I remember when 64gb iPhone was more than enough (I don’t take pictures so just apps and data) Now my 128 is getting uncomfortable due to the os and app sizes. My next phone likely will be a 256
> First because it’s kind of a fallacy. Size is absolute not relative to something. Especially for software. No one thinks of software size primarily in the context of their disk space.
That’s exactly how most people think about file sizes.
When your disk is full, you don’t delete the smallest files first. You delete the biggest.
> Further I think everyone keeps getting larger and larger memory because software keeps getting more and more bloated.
RAM sizes have actually stagnated over the last decade.
> I remember when 64gb iPhone was more than enough (I don’t take pictures so just apps and data) Now my 128 is getting uncomfortable due to the os and app sizes. My next phone likely will be a 256
That’s because media sizes increase, not executable sizes.
And people do want higher resolution cameras, higher definition videos, improved audio quality, etc. These are genuinely desirable features.
Couple that with improved internet bandwidth allowing for content providers to push higher bitrate media, however the need to still locally cache media.
Part of it is app sizes on mobile.

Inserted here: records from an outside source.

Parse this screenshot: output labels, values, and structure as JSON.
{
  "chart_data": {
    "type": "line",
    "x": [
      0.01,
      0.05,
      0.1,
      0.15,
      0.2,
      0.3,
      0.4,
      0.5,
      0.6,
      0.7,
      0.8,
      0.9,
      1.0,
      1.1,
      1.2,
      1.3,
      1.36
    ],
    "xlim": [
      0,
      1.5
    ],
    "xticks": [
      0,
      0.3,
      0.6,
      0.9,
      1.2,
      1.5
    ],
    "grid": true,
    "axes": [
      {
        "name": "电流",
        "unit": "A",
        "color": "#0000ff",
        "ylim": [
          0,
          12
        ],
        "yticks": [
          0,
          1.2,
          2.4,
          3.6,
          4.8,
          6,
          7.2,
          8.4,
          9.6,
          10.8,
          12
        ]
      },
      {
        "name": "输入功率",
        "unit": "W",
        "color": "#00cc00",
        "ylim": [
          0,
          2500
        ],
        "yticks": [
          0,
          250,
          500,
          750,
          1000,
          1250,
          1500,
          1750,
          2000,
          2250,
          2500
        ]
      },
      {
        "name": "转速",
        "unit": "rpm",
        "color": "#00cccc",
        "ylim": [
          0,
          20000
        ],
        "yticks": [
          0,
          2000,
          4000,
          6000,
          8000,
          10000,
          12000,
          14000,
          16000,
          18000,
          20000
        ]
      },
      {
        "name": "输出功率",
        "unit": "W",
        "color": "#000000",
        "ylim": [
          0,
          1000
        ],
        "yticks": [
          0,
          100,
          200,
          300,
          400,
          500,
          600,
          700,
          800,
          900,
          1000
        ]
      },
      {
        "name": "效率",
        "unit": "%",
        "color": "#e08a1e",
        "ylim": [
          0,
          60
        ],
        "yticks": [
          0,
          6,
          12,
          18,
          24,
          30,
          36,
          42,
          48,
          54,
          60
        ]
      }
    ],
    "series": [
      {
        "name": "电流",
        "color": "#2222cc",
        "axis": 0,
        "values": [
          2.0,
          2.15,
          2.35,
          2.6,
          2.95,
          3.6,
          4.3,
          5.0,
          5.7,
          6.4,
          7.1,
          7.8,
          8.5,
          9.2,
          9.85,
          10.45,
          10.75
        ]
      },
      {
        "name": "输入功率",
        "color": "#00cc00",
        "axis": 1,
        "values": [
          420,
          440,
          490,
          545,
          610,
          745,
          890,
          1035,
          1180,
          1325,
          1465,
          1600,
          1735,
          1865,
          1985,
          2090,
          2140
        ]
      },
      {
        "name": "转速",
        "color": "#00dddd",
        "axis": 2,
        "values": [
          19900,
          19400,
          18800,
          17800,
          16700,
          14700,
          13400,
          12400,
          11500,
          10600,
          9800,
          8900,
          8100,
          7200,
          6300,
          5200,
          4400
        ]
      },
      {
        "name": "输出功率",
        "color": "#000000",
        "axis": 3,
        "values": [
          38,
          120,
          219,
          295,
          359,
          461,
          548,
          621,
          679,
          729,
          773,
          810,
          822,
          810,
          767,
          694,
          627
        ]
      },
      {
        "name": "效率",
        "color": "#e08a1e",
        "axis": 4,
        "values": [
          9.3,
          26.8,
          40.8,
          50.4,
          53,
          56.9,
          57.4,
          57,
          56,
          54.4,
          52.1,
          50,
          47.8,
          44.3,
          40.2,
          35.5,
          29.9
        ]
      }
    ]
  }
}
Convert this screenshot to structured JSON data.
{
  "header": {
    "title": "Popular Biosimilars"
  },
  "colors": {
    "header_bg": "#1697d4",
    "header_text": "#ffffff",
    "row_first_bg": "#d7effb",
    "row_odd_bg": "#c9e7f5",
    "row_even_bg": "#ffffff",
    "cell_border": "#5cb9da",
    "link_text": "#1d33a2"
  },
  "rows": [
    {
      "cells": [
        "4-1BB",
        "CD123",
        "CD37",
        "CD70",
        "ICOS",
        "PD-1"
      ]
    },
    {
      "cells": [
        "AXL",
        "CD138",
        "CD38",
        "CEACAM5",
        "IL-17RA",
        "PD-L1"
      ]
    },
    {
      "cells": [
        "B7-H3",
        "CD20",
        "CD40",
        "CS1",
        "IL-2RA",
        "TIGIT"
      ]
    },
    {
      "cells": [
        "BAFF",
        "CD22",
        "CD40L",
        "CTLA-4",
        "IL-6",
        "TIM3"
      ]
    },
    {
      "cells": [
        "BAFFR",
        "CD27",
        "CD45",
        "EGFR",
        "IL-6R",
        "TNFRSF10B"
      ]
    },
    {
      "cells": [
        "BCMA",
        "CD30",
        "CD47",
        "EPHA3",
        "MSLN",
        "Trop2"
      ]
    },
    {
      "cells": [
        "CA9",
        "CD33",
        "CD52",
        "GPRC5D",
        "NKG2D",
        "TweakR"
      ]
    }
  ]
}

But it's apps in the 200mb - 2gb range that are the problem, not ones that single-digit megabytes.
What incentive does Apple have to help iOS devs get package sizes down, then?
Side-note: what theme are you using in the linked gif? It's right in the middle of my two favorite themes, onedark and gruvbox.
I do love the compiler and support tools built into Cargo (fmt, clippy, etc.).